Tall order in Austin
We applaud UT for recognizing that it must do more; now follow through with action.
It shouldn’t have taken protests and petitions for the University of Texas at Austin to remove the name of an avowed segregationist from a math and physics building, to erect statues and monuments honoring pioneering Black students, to examine the racist history of the school song.
Those steps, along with concerted efforts to address racial issues at Texas’ flagship university, are long overdue.
But we are heartened that UT Interim President Jay Hartzell has responded to valid concerns from Black students not only with symbolic changes such as renaming the football field for a pair of Black Heisman Trophy winners, and dedicating a statue and space to Heman M. Sweatt, the first African American student admitted to UT’s law school following a legal battle, but also by pledging to allocate millions from athletic department revenue to recruit and support Black students and to build a more diverse faculty.
While Black Texans make up 13 percent of the state’s population, only 5.1 percent of the UT student body is Black and 4.4 percent of the faculty is Black. In addition, more than 1,900 Black students admitted through the college’s automatic acceptance program opted for other schools.
“Many of those talented students do not believe our campus will be a welcoming home to them, and that we have not provided enough resources to ensure they will get all that is possible out of a UT education,” Hartzell said in a statement.
It’s not enough, however, simply to acknowledge that UT has fallen short when it comes to Black students — or to promise to do better. The school, which was resistant to integration and, at one time, used standardized testing to discourage Black applicants, has had little success with other efforts to boost enrollment of Black students and other students of color.

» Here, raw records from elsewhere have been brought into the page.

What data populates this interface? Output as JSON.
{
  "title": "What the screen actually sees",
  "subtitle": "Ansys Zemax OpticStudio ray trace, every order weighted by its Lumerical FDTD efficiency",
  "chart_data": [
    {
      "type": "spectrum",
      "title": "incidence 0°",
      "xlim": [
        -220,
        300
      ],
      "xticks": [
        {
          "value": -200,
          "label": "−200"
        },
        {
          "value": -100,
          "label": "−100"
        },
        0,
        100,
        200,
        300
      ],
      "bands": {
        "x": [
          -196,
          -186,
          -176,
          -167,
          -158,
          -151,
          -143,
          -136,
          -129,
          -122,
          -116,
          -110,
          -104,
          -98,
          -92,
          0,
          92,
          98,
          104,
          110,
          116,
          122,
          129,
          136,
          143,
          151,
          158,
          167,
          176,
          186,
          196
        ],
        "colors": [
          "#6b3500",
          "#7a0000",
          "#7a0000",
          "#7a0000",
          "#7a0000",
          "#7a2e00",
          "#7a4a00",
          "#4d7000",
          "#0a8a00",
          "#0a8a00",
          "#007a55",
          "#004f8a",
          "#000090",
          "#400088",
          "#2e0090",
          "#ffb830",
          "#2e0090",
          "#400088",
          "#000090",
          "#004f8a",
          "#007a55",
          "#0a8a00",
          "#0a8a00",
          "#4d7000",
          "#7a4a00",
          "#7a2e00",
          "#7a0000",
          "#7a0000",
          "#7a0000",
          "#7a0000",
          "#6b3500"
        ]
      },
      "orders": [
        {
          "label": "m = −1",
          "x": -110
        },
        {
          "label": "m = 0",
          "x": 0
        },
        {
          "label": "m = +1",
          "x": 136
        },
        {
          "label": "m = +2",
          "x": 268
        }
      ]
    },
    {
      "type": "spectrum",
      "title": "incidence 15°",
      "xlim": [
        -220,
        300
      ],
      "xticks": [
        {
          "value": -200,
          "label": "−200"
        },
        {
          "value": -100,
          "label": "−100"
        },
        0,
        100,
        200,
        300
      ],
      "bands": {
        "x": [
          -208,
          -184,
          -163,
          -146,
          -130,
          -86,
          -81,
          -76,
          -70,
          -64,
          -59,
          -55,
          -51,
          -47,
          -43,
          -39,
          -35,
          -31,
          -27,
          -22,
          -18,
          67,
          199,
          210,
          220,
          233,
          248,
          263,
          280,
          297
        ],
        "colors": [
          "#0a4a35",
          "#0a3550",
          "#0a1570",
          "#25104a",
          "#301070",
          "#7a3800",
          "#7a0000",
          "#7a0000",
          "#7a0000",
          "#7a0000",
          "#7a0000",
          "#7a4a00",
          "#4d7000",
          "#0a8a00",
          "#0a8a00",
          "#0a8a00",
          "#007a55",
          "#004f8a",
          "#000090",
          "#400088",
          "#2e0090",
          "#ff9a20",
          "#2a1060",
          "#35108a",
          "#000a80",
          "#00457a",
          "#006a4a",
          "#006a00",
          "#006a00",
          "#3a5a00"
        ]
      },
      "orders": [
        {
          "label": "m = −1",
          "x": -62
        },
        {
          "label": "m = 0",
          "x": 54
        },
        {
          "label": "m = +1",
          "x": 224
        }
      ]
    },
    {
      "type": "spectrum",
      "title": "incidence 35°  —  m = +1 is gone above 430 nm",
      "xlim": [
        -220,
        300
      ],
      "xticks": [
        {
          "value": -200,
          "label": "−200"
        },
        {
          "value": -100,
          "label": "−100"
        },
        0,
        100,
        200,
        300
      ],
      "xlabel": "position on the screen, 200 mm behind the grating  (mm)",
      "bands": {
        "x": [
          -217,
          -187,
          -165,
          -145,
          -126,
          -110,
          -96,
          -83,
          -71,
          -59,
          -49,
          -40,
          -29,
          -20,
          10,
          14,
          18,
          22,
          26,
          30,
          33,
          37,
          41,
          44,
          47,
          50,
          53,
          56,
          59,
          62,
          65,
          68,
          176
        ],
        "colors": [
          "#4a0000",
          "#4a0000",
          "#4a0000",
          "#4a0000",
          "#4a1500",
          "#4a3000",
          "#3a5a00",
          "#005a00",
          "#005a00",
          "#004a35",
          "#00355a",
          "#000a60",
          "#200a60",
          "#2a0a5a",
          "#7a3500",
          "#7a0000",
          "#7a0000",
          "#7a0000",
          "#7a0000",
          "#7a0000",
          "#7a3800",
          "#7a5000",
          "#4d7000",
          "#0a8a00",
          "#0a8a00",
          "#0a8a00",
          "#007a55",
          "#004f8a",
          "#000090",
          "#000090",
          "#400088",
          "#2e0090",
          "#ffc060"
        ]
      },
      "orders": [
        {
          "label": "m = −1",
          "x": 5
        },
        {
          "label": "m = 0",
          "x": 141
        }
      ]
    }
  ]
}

Last year, a report found Latino faculty at UT faced “gross disparities” in pay and “discrimination.” At the time, this editorial board called those inequities unacceptable at a school that fought successfully before the U.S. Supreme Court to include race as a factor in its holistic student admission criteria, arguing that a diverse student body “brings with it educational benefits for all students.”
If UT truly believes that, it must create a campus environment where Black students feel welcome and valued.

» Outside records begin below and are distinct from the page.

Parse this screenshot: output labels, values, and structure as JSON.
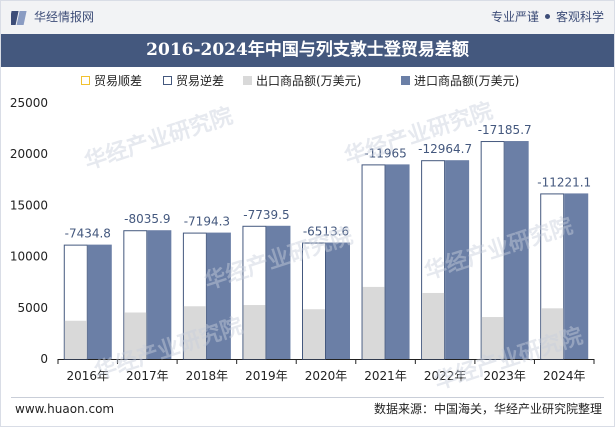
{
  "header": {
    "brand_name": "华经情报网",
    "slogan_left": "专业严谨",
    "slogan_right": "客观科学",
    "logo_icon": "huajing-logo-icon"
  },
  "title": "2016-2024年中国与列支敦士登贸易差额",
  "legend": [
    {
      "label": "贸易顺差",
      "color": "#f2c230"
    },
    {
      "label": "贸易逆差",
      "color": "#44587e"
    },
    {
      "label": "出口商品额(万美元)",
      "color": "#d9d9d9"
    },
    {
      "label": "进口商品额(万美元)",
      "color": "#6b7fa6"
    }
  ],
  "watermark": "华经产业研究院",
  "chart_data": {
    "type": "bar",
    "categories": [
      "2016年",
      "2017年",
      "2018年",
      "2019年",
      "2020年",
      "2021年",
      "2022年",
      "2023年",
      "2024年"
    ],
    "ylim": [
      0,
      25000
    ],
    "yticks": [
      0,
      5000,
      10000,
      15000,
      20000,
      25000
    ],
    "series": [
      {
        "name": "贸易顺差",
        "values": [
          null,
          null,
          null,
          null,
          null,
          null,
          null,
          null,
          null
        ]
      },
      {
        "name": "贸易逆差",
        "values": [
          -7434.8,
          -8035.9,
          -7194.3,
          -7739.5,
          -6513.6,
          -11965,
          -12964.7,
          -17185.7,
          -11221.1
        ]
      },
      {
        "name": "出口商品额(万美元)",
        "values": [
          3735,
          4540,
          5150,
          5270,
          4860,
          7040,
          6450,
          4100,
          4950
        ]
      },
      {
        "name": "进口商品额(万美元)",
        "values": [
          11169.8,
          12575.9,
          12344.3,
          13009.5,
          11373.6,
          19005,
          19414.7,
          21285.7,
          16171.1
        ]
      }
    ],
    "data_labels": [
      "-7434.8",
      "-8035.9",
      "-7194.3",
      "-7739.5",
      "-6513.6",
      "-11965",
      "-12964.7",
      "-17185.7",
      "-11221.1"
    ],
    "colors": {
      "deficit_border": "#44587e",
      "export": "#d9d9d9",
      "import": "#6b7fa6",
      "label": "#44587e"
    }
  },
  "footer": {
    "url": "www.huaon.com",
    "source": "数据来源：中国海关，华经产业研究院整理"
  }
}
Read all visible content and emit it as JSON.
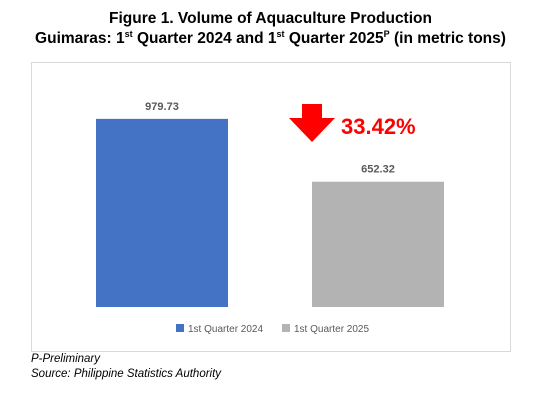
{
  "title": {
    "line1": "Figure 1. Volume of Aquaculture Production",
    "line2_a": "Guimaras: 1",
    "line2_sup1": "st",
    "line2_b": " Quarter 2024 and 1",
    "line2_sup2": "st",
    "line2_c": " Quarter 2025",
    "line2_sup3": "P",
    "line2_d": " (in metric tons)"
  },
  "chart_data": {
    "type": "bar",
    "categories": [
      "1st Quarter 2024",
      "1st Quarter 2025"
    ],
    "series": [
      {
        "name": "1st Quarter 2024",
        "values": [
          979.73,
          null
        ],
        "color": "#4472c4"
      },
      {
        "name": "1st Quarter 2025",
        "values": [
          null,
          652.32
        ],
        "color": "#b3b3b3"
      }
    ],
    "data_labels": [
      "979.73",
      "652.32"
    ],
    "ylim": [
      0,
      1130
    ],
    "grid": false,
    "legend": {
      "position": "bottom"
    },
    "annotation": {
      "text": "33.42%",
      "icon": "down-arrow-icon",
      "color": "#ff0000"
    }
  },
  "footnotes": {
    "preliminary": "P-Preliminary",
    "source": "Source: Philippine Statistics Authority"
  }
}
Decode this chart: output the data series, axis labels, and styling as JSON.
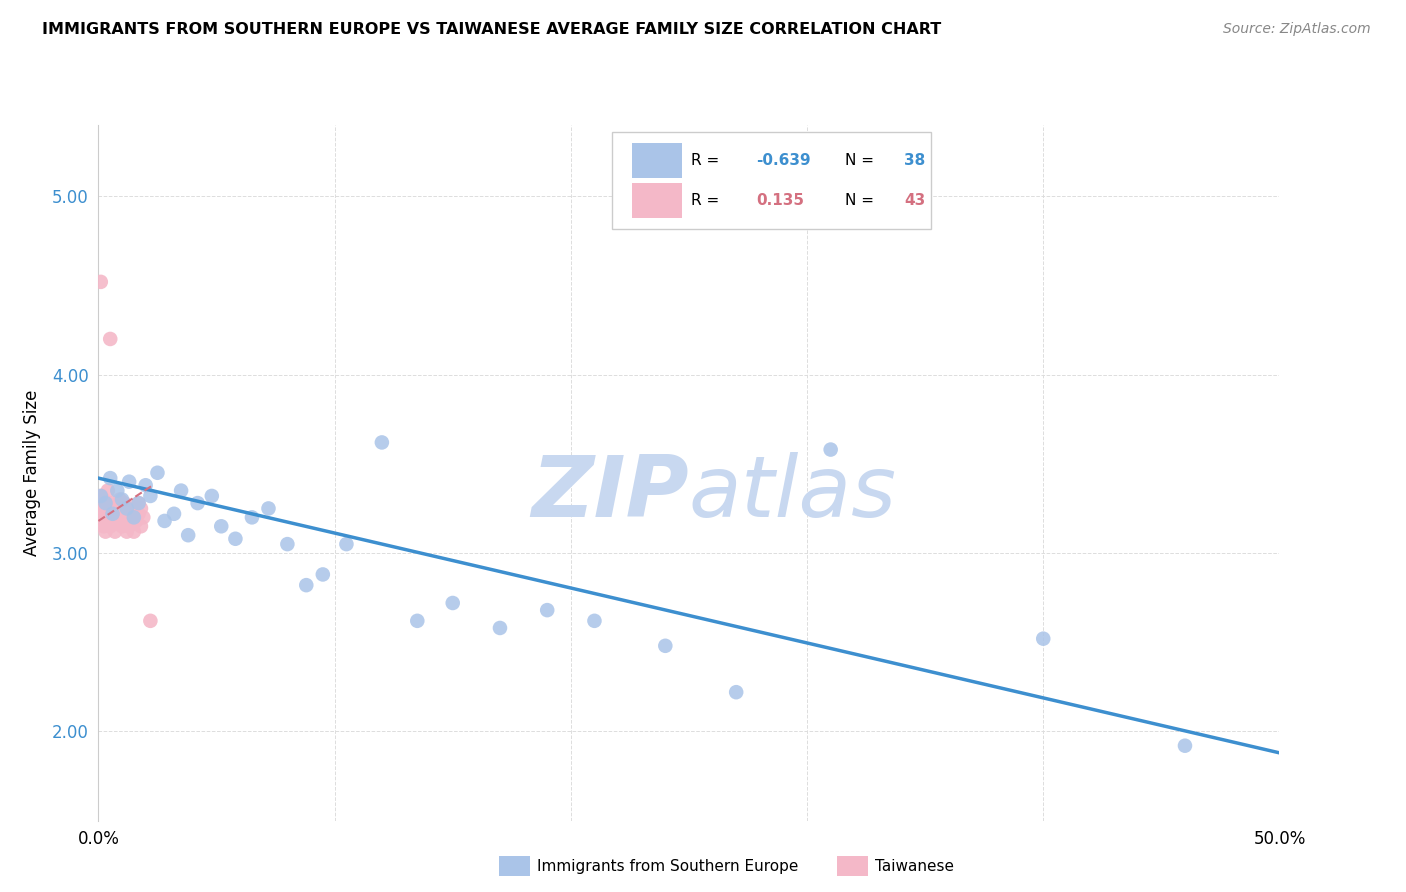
{
  "title": "IMMIGRANTS FROM SOUTHERN EUROPE VS TAIWANESE AVERAGE FAMILY SIZE CORRELATION CHART",
  "source": "Source: ZipAtlas.com",
  "ylabel": "Average Family Size",
  "yticks": [
    2.0,
    3.0,
    4.0,
    5.0
  ],
  "xlim": [
    0.0,
    0.5
  ],
  "ylim": [
    1.5,
    5.4
  ],
  "legend_blue_r": "-0.639",
  "legend_blue_n": "38",
  "legend_pink_r": "0.135",
  "legend_pink_n": "43",
  "blue_scatter_x": [
    0.001,
    0.003,
    0.005,
    0.006,
    0.008,
    0.01,
    0.012,
    0.013,
    0.015,
    0.017,
    0.02,
    0.022,
    0.025,
    0.028,
    0.032,
    0.035,
    0.038,
    0.042,
    0.048,
    0.052,
    0.058,
    0.065,
    0.072,
    0.08,
    0.088,
    0.095,
    0.105,
    0.12,
    0.135,
    0.15,
    0.17,
    0.19,
    0.21,
    0.24,
    0.27,
    0.31,
    0.4,
    0.46
  ],
  "blue_scatter_y": [
    3.32,
    3.28,
    3.42,
    3.22,
    3.35,
    3.3,
    3.25,
    3.4,
    3.2,
    3.28,
    3.38,
    3.32,
    3.45,
    3.18,
    3.22,
    3.35,
    3.1,
    3.28,
    3.32,
    3.15,
    3.08,
    3.2,
    3.25,
    3.05,
    2.82,
    2.88,
    3.05,
    3.62,
    2.62,
    2.72,
    2.58,
    2.68,
    2.62,
    2.48,
    2.22,
    3.58,
    2.52,
    1.92
  ],
  "pink_scatter_x": [
    0.0005,
    0.001,
    0.0012,
    0.0015,
    0.0018,
    0.002,
    0.0022,
    0.003,
    0.003,
    0.0035,
    0.004,
    0.004,
    0.005,
    0.005,
    0.006,
    0.006,
    0.007,
    0.007,
    0.008,
    0.008,
    0.009,
    0.009,
    0.01,
    0.01,
    0.011,
    0.011,
    0.012,
    0.012,
    0.013,
    0.013,
    0.014,
    0.014,
    0.015,
    0.015,
    0.016,
    0.016,
    0.017,
    0.017,
    0.018,
    0.018,
    0.019,
    0.005,
    0.022
  ],
  "pink_scatter_y": [
    3.28,
    3.22,
    3.32,
    3.18,
    3.25,
    3.3,
    3.15,
    3.25,
    3.12,
    3.28,
    3.2,
    3.35,
    3.22,
    3.15,
    3.28,
    3.18,
    3.22,
    3.12,
    3.25,
    3.18,
    3.2,
    3.3,
    3.15,
    3.22,
    3.18,
    3.28,
    3.2,
    3.12,
    3.25,
    3.15,
    3.18,
    3.22,
    3.12,
    3.2,
    3.25,
    3.18,
    3.22,
    3.28,
    3.15,
    3.25,
    3.2,
    4.2,
    2.62
  ],
  "pink_outlier_x": [
    0.001
  ],
  "pink_outlier_y": [
    4.52
  ],
  "blue_line_x": [
    0.0,
    0.5
  ],
  "blue_line_y": [
    3.42,
    1.88
  ],
  "pink_line_x": [
    0.0,
    0.023
  ],
  "pink_line_y": [
    3.18,
    3.38
  ],
  "scatter_size": 110,
  "blue_color": "#aac4e8",
  "blue_line_color": "#3d8fcf",
  "pink_color": "#f4b8c8",
  "pink_line_color": "#d47080",
  "watermark_zip": "ZIP",
  "watermark_atlas": "atlas",
  "watermark_color": "#c8d8f0",
  "background_color": "#ffffff",
  "grid_color": "#dddddd"
}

“Creating that culture on campus for Black students to thrive requires thinking outside the box and understanding the context and background that Black students come from,” Tracie Lowe, a postdoctoral fellow at UT’s Institute for Urban Policy Research and Analysis, told the editorial board.
That could range from funneling financial resources to students who struggle to get enough to eat or to pay rent to working to ensure Black students feel safe during interactions with police on and off campus. The plan Hartzell introduced includes expanding the UT Austin Police Oversight Committee — a sign that UT officials understand the importance of going beyond enrollment numbers.
Hartzell has also done the right thing by formally acknowledging unsavory parts of the school’s history. He has included plans for exhibits, plaques and possibly a website that will address the context and impact of symbols with racist meaning and ties.
We encourage UT officials to go beyond that.
Hartzell should also reconsider keeping “The Eyes of Texas” as the school song.
As beloved and iconic as the song is to many students and alumni, it is loosely based on a statement by Robert E. Lee and was performed in the early 1900s during minstrel shows by students in blackface. It will stay, Hartzell said, arguing “that we can effectively reclaim and redefine what this song stands for by first owning and acknowledging its history in a way that is open and transparent.”
That’s a tall order. Whether it’s possible to shake the taint of the song to the point that Black students can feel pride in singing it remains to be seen. If the effort falls short, so does UT’s campaign to earn the trust of Black Longhorns and prospective students.
UT officials could also send a strong message of support to Black students by taking a page from rival Texas A&M University and include a commitment to diversity in its mission statement. It must also set clear benchmarks for increasing Black enrollment and faculty.
Such steps could make a real difference for students such as Amaya French, a third-year political communications major who helped organize a petition calling on UT to acknowledge its “modern ties to its discriminatory history.”
As a freshman, French was stunned to realize she was the only Black student in many of her classes. She got through that year by grabbing a seat in the front row, so she wasn’t constantly reminded that no one else looked like her.
No student should feel like an outsider in her chosen school, especially one with some 40,000 undergraduates. We applaud UT for recognizing that it must do more to ensure that doesn’t happen. Now follow through with action.